Review: A Fountain Filled with Blood, by Julia Spencer-Fleming

In this second of the Clare Fergusson/Russ Van Alstyne mysteries, a series of hate crimes against gays brings the duo together again.  Clare is a thirty-ish Episcopal priest; Russ is the 48-year-old Chief of Police in Millers Kill, a small town in New York’s Adirondacks region.

Clare is still relatively new to the community and while she has demonstrated an ability to inspire, counsel, and lead her congregation, she has also unsettled them with some of her liberal views.  In this book she provides pastoral counseling to gay assault victims and their partners, and takes up the cause of gay rights issue within her congregation by organizing a vigil.  Through her profession Clare gains entry into unusual situations that provide insight to the crimes, and then can’t resist going one step further (some might say one step too far) with further investigation.  Armed with clues, she constantly badgers Russ to acknowledge a link between each case.  Russ initially rejects Clare’s involvement but as the crimes escalate, their collaboration becomes essential.
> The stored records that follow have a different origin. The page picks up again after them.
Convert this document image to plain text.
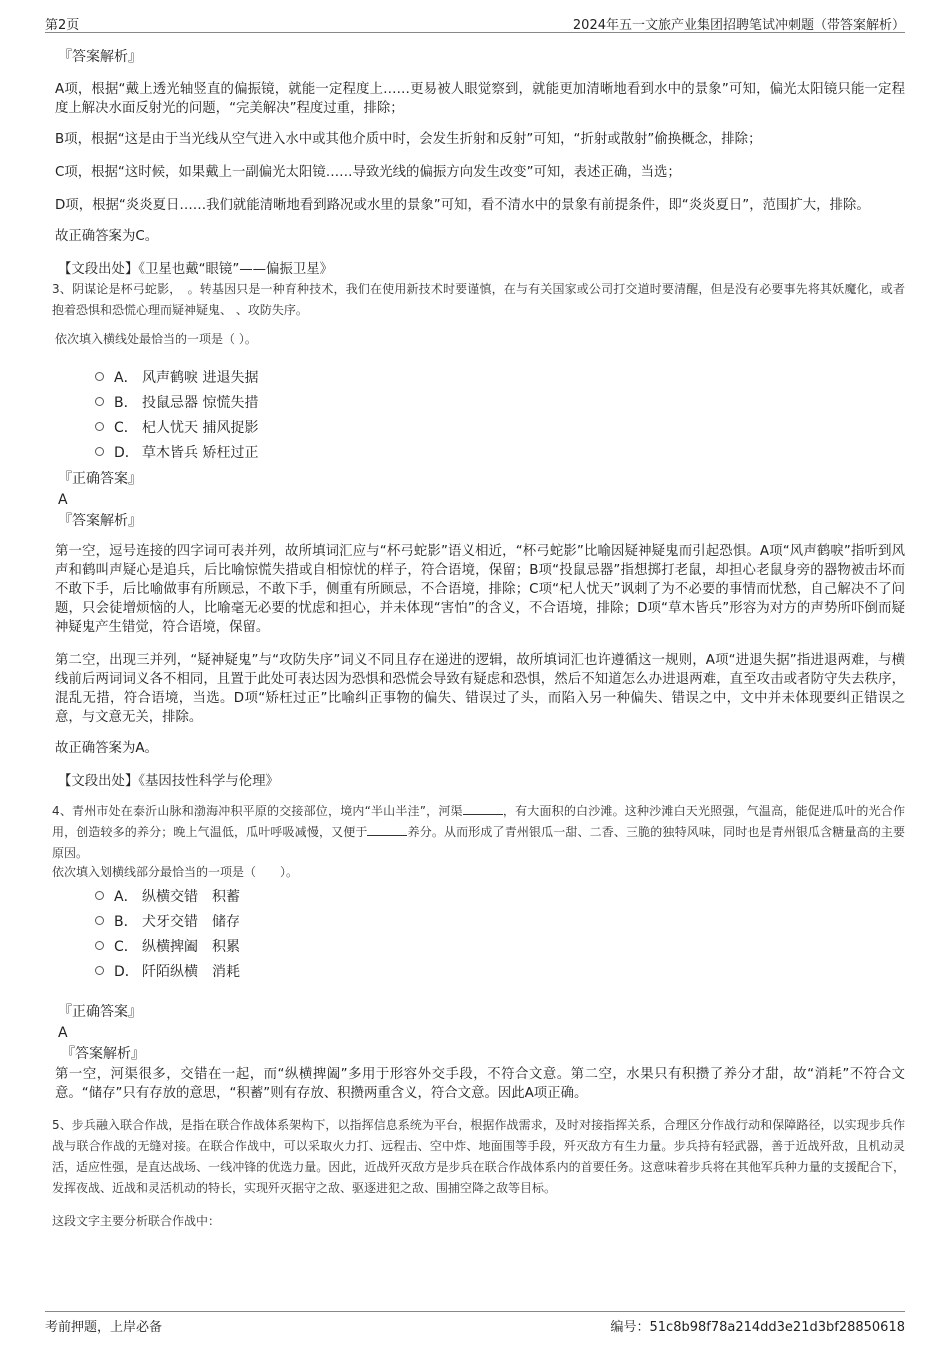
第2页	2024年五一文旅产业集团招聘笔试冲刺题（带答案解析）
『答案解析』

A项，根据“戴上透光轴竖直的偏振镜，就能一定程度上……更易被人眼觉察到，就能更加清晰地看到水中的景象”可知，偏光太阳镜只能一定程度上解决水面反射光的问题，“完美解决”程度过重，排除；

B项，根据“这是由于当光线从空气进入水中或其他介质中时，会发生折射和反射”可知，“折射或散射”偷换概念，排除；

C项，根据“这时候，如果戴上一副偏光太阳镜……导致光线的偏振方向发生改变”可知，表述正确，当选；

D项，根据“炎炎夏日……我们就能清晰地看到路况或水里的景象”可知，看不清水中的景象有前提条件，即“炎炎夏日”，范围扩大，排除。

故正确答案为C。

【文段出处】《卫星也戴“眼镜”——偏振卫星》

3、阴谋论是杯弓蛇影，　。转基因只是一种育种技术，我们在使用新技术时要谨慎，在与有关国家或公司打交道时要清醒，但是没有必要事先将其妖魔化，或者抱着恐惧和恐慌心理而疑神疑鬼、 、攻防失序。

依次填入横线处最恰当的一项是（ ）。

A． 风声鹤唳 进退失据
B． 投鼠忌器 惊慌失措
C． 杞人忧天 捕风捉影
D． 草木皆兵 矫枉过正
『正确答案』
A
『答案解析』

第一空，逗号连接的四字词可表并列，故所填词汇应与“杯弓蛇影”语义相近，“杯弓蛇影”比喻因疑神疑鬼而引起恐惧。A项“风声鹤唳”指听到风声和鹤叫声疑心是追兵，后比喻惊慌失措或自相惊忧的样子，符合语境，保留；B项“投鼠忌器”指想掷打老鼠，却担心老鼠身旁的器物被击坏而不敢下手，后比喻做事有所顾忌，不敢下手，侧重有所顾忌，不合语境，排除；C项“杞人忧天”讽刺了为不必要的事情而忧愁，自己解决不了问题，只会徒增烦恼的人，比喻毫无必要的忧虑和担心，并未体现“害怕”的含义，不合语境，排除；D项“草木皆兵”形容为对方的声势所吓倒而疑神疑鬼产生错觉，符合语境，保留。

第二空，出现三并列，“疑神疑鬼”与“攻防失序”词义不同且存在递进的逻辑，故所填词汇也许遵循这一规则，A项“进退失据”指进退两难，与横线前后两词词义各不相同，且置于此处可表达因为恐惧和恐慌会导致有疑虑和恐惧，然后不知道怎么办进退两难，直至攻击或者防守失去秩序，混乱无措，符合语境，当选。D项“矫枉过正”比喻纠正事物的偏失、错误过了头，而陷入另一种偏失、错误之中，文中并未体现要纠正错误之意，与文意无关，排除。

故正确答案为A。

【文段出处】《基因技性科学与伦理》

4、青州市处在泰沂山脉和渤海冲积平原的交接部位，境内“半山半洼”，河渠	，有大面积的白沙滩。这种沙滩白天光照强，气温高，能促进瓜叶的光合作用，创造较多的养分；晚上气温低，瓜叶呼吸减慢，又便于	养分。从而形成了青州银瓜一甜、二香、三脆的独特风味，同时也是青州银瓜含糖量高的主要原因。

依次填入划横线部分最恰当的一项是（　　）。

A． 纵横交错　积蓄
B． 犬牙交错　储存
C． 纵横捭阖　积累
D． 阡陌纵横　消耗
『正确答案』
A
『答案解析』

第一空，河渠很多，交错在一起，而“纵横捭阖”多用于形容外交手段，不符合文意。第二空，水果只有积攒了养分才甜，故“消耗”不符合文意。“储存”只有存放的意思，“积蓄”则有存放、积攒两重含义，符合文意。因此A项正确。

5、步兵融入联合作战，是指在联合作战体系架构下，以指挥信息系统为平台，根据作战需求，及时对接指挥关系，合理区分作战行动和保障路径，以实现步兵作战与联合作战的无缝对接。在联合作战中，可以采取火力打、远程击、空中炸、地面围等手段，歼灭敌方有生力量。步兵持有轻武器，善于近战歼敌，且机动灵活，适应性强，是直达战场、一线冲锋的优选力量。因此，近战歼灭敌方是步兵在联合作战体系内的首要任务。这意味着步兵将在其他军兵种力量的支援配合下，发挥夜战、近战和灵活机动的特长，实现歼灭据守之敌、驱逐进犯之敌、围捕空降之敌等目标。

这段文字主要分析联合作战中：

考前押题，上岸必备	编号：51c8b98f78a214dd3e21d3bf28850618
Where the first book in this series drew more on Russ’ talents as a law enforcement officer and Clare was the error-prone but well-intentioned assistant, this story is all about Clare.  In a hilarious party scene, Clare gleans important clues but not without making a fool of herself.  She also takes charge during a thrilling chase near the end, drawing on her Army training.  Russ remains, as always, a dependable friend … or perhaps something more?  Russ is married, but his wife is always absent.  Each character acknowledges their feelings for the other, but only to themselves.  This is definitely a side story, but every time the two were alone together, I found myself wondering if this would be the big moment.  Nah … maintaining this dramatic tension is all part of the fun!